Green sea turtle hatchlings on Thailand’s beach during the closure of beaches and parks nationwide. Credit: DMCR

EDITORIAL: The true “New Normal” to embark on

People are bypassing the true meaning of the needed “New Normal”

A crowded queue of customers waiting to enter some shopping malls on the first day after the second phase of restriction relaxation was allowed by the government yesterday sent a chill down doctors’ spines as their guards were virtually down, with no masks on their faces and no distance kept between one another!

Every one seems to have got their lives back a little more after the government has decided to move on with the second phase of the restriction relaxation, under which more than ten businesses and activities beyond basic needs have been allowed to resume.

But is quickly getting back to normal life really worth it?, considering the risk of Coronavirus infections, which have taken over 300,000 lives and infected over 4.5 million people worldwide so far.

Beyond the point concerning our own health, the Coronavirus outbreak, if suggesting anything about our consumptive lifestyle, has in the past few months clearly communicated about the earth’s threshold that humans have crossed past too far already.

With their modest presence and reduced consumption due to restrictions and lockdown measures to fight with the virus, what has become clear in sight is that nature is back.

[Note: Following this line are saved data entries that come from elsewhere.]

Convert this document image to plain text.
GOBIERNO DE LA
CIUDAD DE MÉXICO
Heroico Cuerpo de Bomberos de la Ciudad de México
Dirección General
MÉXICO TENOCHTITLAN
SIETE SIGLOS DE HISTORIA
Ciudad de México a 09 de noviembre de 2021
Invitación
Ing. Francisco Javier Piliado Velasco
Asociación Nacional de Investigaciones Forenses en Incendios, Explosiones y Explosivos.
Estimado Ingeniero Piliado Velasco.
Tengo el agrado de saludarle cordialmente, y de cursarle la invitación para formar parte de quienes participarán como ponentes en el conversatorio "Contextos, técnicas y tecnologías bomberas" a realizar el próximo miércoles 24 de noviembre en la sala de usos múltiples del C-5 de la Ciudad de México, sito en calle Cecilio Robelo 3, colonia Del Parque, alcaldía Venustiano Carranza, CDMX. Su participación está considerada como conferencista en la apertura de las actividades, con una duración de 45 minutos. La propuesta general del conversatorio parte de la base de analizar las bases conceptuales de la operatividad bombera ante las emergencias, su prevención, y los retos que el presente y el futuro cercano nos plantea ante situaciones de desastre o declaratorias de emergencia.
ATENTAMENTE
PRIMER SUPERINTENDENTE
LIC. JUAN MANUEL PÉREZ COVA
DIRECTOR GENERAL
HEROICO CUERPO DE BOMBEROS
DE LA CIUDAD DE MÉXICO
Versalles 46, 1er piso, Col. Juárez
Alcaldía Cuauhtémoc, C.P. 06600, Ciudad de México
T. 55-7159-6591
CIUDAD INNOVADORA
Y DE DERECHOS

Several parts of the world, including here Thailand, the improved air and wildlife have reclaimed their space, suggesting how things could be achieved to rebalance this planet.

So, Coronavirus disease may have caused much suffering, but it too has shown humans the right path to take and how to reverse the course of living so that the earth can be in a balance again.

Getting back to “normal” that has long been “abnormal” to other living organisms should therefore be our last option to embark on, and if we opt for a “New Normal” way of living, it too should not stop short only at our good health.

“New Normal” can be more meaningful than wearing masks, washing hands, and keeping a distance to help us all safe. It can also be powerful in changing the destructive trend of our consumption and lifestyle if we allow it to take the state of health of the environment into account.

Perhaps, only that, we can call our “New Normal” the true “New Normal”, full of meaning and power to change things for the better.